When I heard that archaeological excavations were being performed along busy I-95 in Philadelphia, I could barely contain myself. Where and when would the discovered artifacts be presented to the public?
The answer is the Museum of American Glass at Wheaton Arts and Cultural Center in Millville, New Jersey. But, hurry! The exhibition ends December 31, 2016.
This exhibition was everything I hoped it would be. Over 600 artifacts on display are placed in groups organized by first, contributions from Native Americans, then, potters and glassblowers, featuring the Dyottville Glass House in Philadelphia, then, fragments of household items from the late eighteenth to early twentieth centuries. I easily spent two hours reading the placards and examining the objects. There are maps and old photographs of the city. There are photographs of the dig itself and of the participants. There is a video on flint knapping demonstrated by Jack Cresson, local archaeologist. There is a scavenger hunt game for children within the exhibit. There really is something for everyone. Photography is permitted, which I appreciated since there is no accompanying catalog. Besides the exhibition is the excellent Museum of American Glass itself. It is a comprehensive and beautiful look at glass production through the years and is very informative. I highly recommend a visit for anyone interested in glass objects.
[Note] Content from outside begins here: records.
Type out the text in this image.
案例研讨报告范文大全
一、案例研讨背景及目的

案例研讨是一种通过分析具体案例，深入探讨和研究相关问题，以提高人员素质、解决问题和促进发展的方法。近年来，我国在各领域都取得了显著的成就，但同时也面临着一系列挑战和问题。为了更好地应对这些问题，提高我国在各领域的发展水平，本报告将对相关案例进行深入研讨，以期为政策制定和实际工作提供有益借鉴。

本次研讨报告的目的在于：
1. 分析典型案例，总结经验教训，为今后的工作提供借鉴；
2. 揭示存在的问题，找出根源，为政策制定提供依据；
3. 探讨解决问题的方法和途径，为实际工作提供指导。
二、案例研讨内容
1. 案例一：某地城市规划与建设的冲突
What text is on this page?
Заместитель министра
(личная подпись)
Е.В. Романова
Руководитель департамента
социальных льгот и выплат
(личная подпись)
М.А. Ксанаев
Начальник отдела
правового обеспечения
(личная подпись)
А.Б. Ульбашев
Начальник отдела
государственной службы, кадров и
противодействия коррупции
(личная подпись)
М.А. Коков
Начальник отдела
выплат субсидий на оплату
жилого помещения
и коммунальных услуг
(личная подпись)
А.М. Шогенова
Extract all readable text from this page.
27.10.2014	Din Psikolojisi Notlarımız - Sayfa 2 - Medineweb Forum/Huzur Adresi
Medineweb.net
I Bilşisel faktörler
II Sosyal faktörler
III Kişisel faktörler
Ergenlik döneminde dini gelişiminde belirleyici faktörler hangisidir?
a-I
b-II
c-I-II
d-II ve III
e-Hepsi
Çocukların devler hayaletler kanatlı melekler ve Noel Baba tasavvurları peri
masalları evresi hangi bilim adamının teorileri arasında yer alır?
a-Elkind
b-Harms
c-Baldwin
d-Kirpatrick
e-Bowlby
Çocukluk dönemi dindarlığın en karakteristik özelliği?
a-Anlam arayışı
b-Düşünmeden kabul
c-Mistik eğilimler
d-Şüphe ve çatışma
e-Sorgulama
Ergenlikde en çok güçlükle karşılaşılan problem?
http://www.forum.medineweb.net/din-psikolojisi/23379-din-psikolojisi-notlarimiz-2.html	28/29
Another reason for my enthusiasm for this exhibition is that the Historical Society of Moorestown is also presenting an exhibition on early found objects in Moorestown. The title is, History Rocks! Interpreting the Archaeological Discoveries in Moorestown. The focus is on the earliest people who passed through the area and what they left behind. More details on this exhibit in my next blog post.
Native American Pipe Fragments 800 - 1500 AD
Stoneware debris with focus on the Remmey Pottery
Household items recovered from the dig
Dyottville Glass Works Washington-Taylor Flask
I love this glimpse into another time.......
Rare Blue Vase
On the left, a child's thimble. Imagine a little one working on her sampler.